Alaíde Costa. Foto: Jeff Dias/Gafieiras

Alaíde Costa

parte 2/15

Não parei, deram uma parada em mim

[Roberta Valente entra no apartamento]

Roberta Valente – Com licença! Oi, boa noite, tudo bem?
Alaíde Oi, tudo bom, e você?
Roberta – A gente se conheceu quando te dei uma carona.
Alaíde – Ah foi?!
Roberta – Foi. Do (bar) Genésio, Vou Vivendo, um desses aí.
Alaíde – Ah! Eu vi que te conhecia. Vou Vivendo com certeza não foi. Deve ter sido o Genésio ou Filial, um deles.
Tacioli – Rô, cerveja, uísque…
Roberta – Eu não bebo! [risos]
Alaíde – Ah, é?! Deixa eu fazer uma brincadeira que uma moça fez uma vez comigo. Eu cheguei na casa dela, toda cheia de cerimônia e não-sei-o-quê. Era a primeira vez que eu ia lá, né? Uma vizinha minha. Aí ela: “Quer uma cervejinha?”. E eu toda sem jeito: “Ah, não, não quero, não!” Aí ela fez assim: “Graças a Deus! Eu quero mais é que sobre pra mim!” [risos]
Roberta – Acabou a cerimônia ali.
Alaíde – Aí eu fiquei tão sem graça e ela começou a rir de mim, né?
Roberta – Você teve que aceitar.
Tacioli – Alaíde, aqui não tem nove horas, não!
Roberta – Eu quero uma cerveja! Só faltava eu?
Tacioli – Falta o Pavan.
Roberta – Pavan!
Tacioli Alaíde, você fala com o Herminio de vez em quando? [n.e. Referência ao poeta, compositor e provocador cultural carioca Herminio Bello de Carvalho]
Alaíde – Falo.
Tacioli – Falei do Pavan e você na hora, “Eu conheço!”. Mas o conhece pelo Herminio?
Alaíde – Pelo Herminio.
Tacioli – Acho que a gente pode começar, né? O Pavan já conhece o ritmo e aí se enquadra…
Roberta – Trouxe uma colinha de perguntas malígnas. [risos]
Alaíde – Ah, é? Não vem, não, hein!
Tacioli – Eu também sempre tenho a minha colinha, mas nunca uso.
Roberta – Eu também não, mas em todo o caso.
Tacioli – Não está nervosa, não, né, Alaíde?
Alaíde – Não! [risos]

[Toca o interfone]

Tacioli – Fale para ele subir, por favor.
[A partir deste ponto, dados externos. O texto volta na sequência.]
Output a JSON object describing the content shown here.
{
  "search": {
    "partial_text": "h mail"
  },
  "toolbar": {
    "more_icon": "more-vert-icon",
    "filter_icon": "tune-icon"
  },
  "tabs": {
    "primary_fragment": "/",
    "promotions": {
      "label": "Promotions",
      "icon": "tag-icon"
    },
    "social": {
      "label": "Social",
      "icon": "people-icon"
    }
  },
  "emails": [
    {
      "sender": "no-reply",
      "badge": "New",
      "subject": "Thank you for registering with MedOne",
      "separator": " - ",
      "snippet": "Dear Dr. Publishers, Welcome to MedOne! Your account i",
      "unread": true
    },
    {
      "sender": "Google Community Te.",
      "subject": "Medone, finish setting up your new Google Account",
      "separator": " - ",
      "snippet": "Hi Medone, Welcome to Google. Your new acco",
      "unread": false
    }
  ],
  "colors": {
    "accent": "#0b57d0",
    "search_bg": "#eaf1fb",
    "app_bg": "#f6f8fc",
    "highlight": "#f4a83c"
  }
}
Pronto, o Alexandre Pavan chegou. Alaíde, tudo o que a gente vai perguntar, você já respondeu.
Alaíde – Olha lá, hein! [risos]
Roberta – As perguntas mais íntimas vamos deixar para mais tarde. [risos]
Alaíde – Mas eu não conto!
Tacioli – São 50 anos de carreira, né? Você começou em 1954.
Alaíde – Não! Eu começo a contar a minha carreira a partir de 1956, quando foi o meu primeiro trabalho profissional. Até então eu cantava em programas de calouros. Em 1956 eu tive convite pra cantar no Dancing Avenida. Esse foi meu primeiro trabalho profissional [n.e. A casa noturna Dancing Avenida funcionava nos anos 1940 e 1950 como táxi-dancing, em que os frequentadores pagavam para dançar com as bailarinas da casa ao som das orquestras. O tempo da dança era anotado em uma ficha  ou cartão. Essa espécie de casa foi comum não somente no Brasil, mas em países como o México, onde ficaram conhecidas como Las Ficheras. Localizado na Avenida Rio Branco, no Rio de Janeiro, o Dancing Avenida foi responsável pelo início profissional de cantoras como Elizeth Cardoso, Ângela Maria e Alaíde Costa, todas como crooner de orquestras]
Tacioli  Foi o tiro de largada.
Alaíde – Humn, humn! E eu sou meio surda, sabia, né? [risos]
Roberta – Nós também somos.
Alaíde – Não, mas eu sou mesmo!
Roberta – Ah, é?
Alaíde – Já operei os dois ouvidos. Um operei duas vezes.
Max Eluard – Mas qual é a causa, Alaíde?
Alaíde – Otosclerose.
Roberta – E eu li que você deu um tempo na carreira antes do Clube da esquina. Foi por causa disso?

[Chega Alexandre Pavan]

Alaíde – Oi, Pavan!
Alexandre Pavan – Há quanto tempo!
Alaíde – Tudo bem?
Pavan – Tudo bom!
Alaíde – Não é bem que eu dei uma parada, deram uma parada em mim, porque sem gravar, você quase não aparece, né? E naquela época o disco era muito importante, né? Agora é mais fácil gravar, tem as produções independentes, aquela coisa toda…
Roberta – É, hoje você grava um disco em casa.
Alaíde – É, mas aquela época era…
Roberta – Era bem mais complicado.
Alaíde – A cada movimento (musical) era um convite maluco, né? E eu não aceitava. Então ficava fora…
Roberta – Entendi. Em algumas matérias que eu li atribuem essa pausa de uns três, quatro anos ao seu problema auditivo.
Alaíde – Não, mas eu operei os ouvidos depois do Clube da esquina, que está completando 40 anos agora.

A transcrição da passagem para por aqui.